Guardrail changes in Harper raise eyebrows

The in basket: “Goolsby Snitworthy, who drives along Southworth Drive daily” (really, that’s what he wants to be called), writes, “Perhaps you could have your county road contacts explain to the folks why, as part of the reconstruction of Southworth Drive between the Harper Dock and Olympiad Drive, guard rails have been added along sections where they were not before and removed from other sections where they were before.

“It appears illogical to we non-road experts, but I suppose the county experts have what they think is a logical explanation for the guard rail changes.  I am certain others are puzzled by this development,” he said.

The out basket: I, too, was surprised that most of the project’s frontage, up against which the tide laps at high tide, has no guard rail, including in places that used to have it.

And, yes, the county does have an explanation.

Jeff Shea, county traffic engineer, says not all the planned guardrail has been installed yet but not every place that had it before will have it replaced.

Cones along the waterside shoulder from the Harper Dock south to Cambridge Road show where guardrail has yet to be installed, 270 feet of it. They’ve decided the need to bolt that guardrail to the seawall requires a special design being done now.

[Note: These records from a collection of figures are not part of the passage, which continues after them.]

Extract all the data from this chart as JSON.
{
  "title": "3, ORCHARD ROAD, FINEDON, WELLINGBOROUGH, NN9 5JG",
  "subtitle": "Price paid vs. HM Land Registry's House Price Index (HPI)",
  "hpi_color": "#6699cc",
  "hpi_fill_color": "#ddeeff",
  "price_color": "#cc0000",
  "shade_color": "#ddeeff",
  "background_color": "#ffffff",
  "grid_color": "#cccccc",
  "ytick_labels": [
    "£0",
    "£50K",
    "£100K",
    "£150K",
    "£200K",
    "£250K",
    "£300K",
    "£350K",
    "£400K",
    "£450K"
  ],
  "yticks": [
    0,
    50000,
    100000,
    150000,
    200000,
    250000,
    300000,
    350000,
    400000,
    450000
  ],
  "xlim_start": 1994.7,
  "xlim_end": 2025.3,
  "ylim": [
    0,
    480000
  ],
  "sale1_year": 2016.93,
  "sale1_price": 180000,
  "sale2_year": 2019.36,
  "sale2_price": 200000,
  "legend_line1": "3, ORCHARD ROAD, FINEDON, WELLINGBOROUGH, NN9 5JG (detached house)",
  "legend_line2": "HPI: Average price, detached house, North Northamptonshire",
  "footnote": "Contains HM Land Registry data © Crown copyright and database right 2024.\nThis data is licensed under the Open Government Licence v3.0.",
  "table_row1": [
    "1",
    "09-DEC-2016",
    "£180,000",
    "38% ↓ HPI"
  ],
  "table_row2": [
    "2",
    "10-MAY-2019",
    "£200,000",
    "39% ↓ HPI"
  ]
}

That will add about $40,000 to the work, says Senior Program Manager Tina Nelson in public works..

“Guardrail itself is a hazard to motorists, especially motorcycles and bicycles,” Jeff said. “Guardrail is generally placed because it presents less hazard than the obstacle behind it,” in this case, water.

“Past guardrail locations do not necessarily dictate replacing a guardrail, if it is removed,” he said. The only other stretch of guardrail in the completed project, nearer Olympiad Drive, is required by the combination of the height of the rock wall behind it and the potential depth of water there, said Tina Nelson.

“We’ve researched our records and, other than vehicles that have hit the guardrail at the curve at the dock, there are no reported collisions with the guardrail previously placed there,” Jeff said.

“Environmental regulations and restrictions limit what can be done at that location. We are evaluating other methods, including barrier curbs and/or signs and markings, that can help delineate the road edge.”

One such change was approved by the county commissioners on Nov. 8. A suggestion of Commissioner Charolotte Garrido, it provides $52,352 to paint the shoulders brownish red when weather allows in the spring, says Tina. There is anecdotal evidence the visual impact of painted shoulders can slow traffic, she said. Neighbors who fought the widening often said they think it will increase speeds there.

Tina says even with the added cost of the painted shoulders, special guardrail design and reinforcement of the sea wall, the project will come in around $800,000, about $200,000 less than originally expected.

3 thoughts on “Guardrail changes in Harper raise eyebrows

  1. “One such change was approved by the county commissioners on Nov. 8. A suggestion of Commissioner Charolotte Garrido, it provides $52,352 to paint the shoulders blue when weather allows in the spring, says Tina. There is anecdotal evidence the visual impact of painted shoulders can slow traffic, she said.”

    In other words, the County has plenty of money. Disregard any upcoming protestations to the contrary.

  2. I too had spoken with the county engineering office and was told the gard rail was not needed because it was not required.

    The person I spoke with said that requirements are met by widening the shoulder and the drop at the edge would be inless than two feet of water.

    I don’t feel the requirements fit the situation. While the water depth at the edge may be 2 feet at mean high tide, we now it’s above that daily. In addition, the beach slopes away from the seawall and it a car were to go off the edge it would surely roll over and you’d be probably over 10 feet from the wall, possibly trapped in your car and upside down.

    One of their arguements proclaims that the old rails have not been needed because some one has not hit a rail on that stretch where they’ve negleted to replace them. That may be, however there are two differences now. One being a 2 degree slope to the road service for drainage and two, more of a curve in the road than existed before.

    The slight curve and the slope are a concern during the winter and the advent of black ice or snow. Any sliding on ice or snow will go down slope, even crowns can cause fits.

    Lastly, I’ll avoid coming down harper hill on such days, that water is COLD, at least in that case the car would most probably be upright where I could get out.

  3. This creates an extremely dangerous situation. School buses drive along Southworth drive and my children ride a bus daily from Harper Hill Rd SE to South Colby Elementary. Coming home, after dropping my children off, the bus continues along Harper Hill Rd SE and goes down the hill to Southworth Drive. I see no cones marking where the guard rail will be installed along Southworth drive, where it interesects with Harper Hill Rd SE. This creates a dangerous condition where the road could be icy or slippery, and no guard rail prohibits a bus or car from sliding down Harper Hill Rd SE – straight across Southworth Drive, into the water. And as a general safety preventive – I would much rather hit a guardrail at dusk or in the dark, or in broad daylight, rather than slip a tire over the edge and have my vehicle go into the water. The water laps at the road — this is not Yukon Harbor where there is a stretch of beach between the road and the water.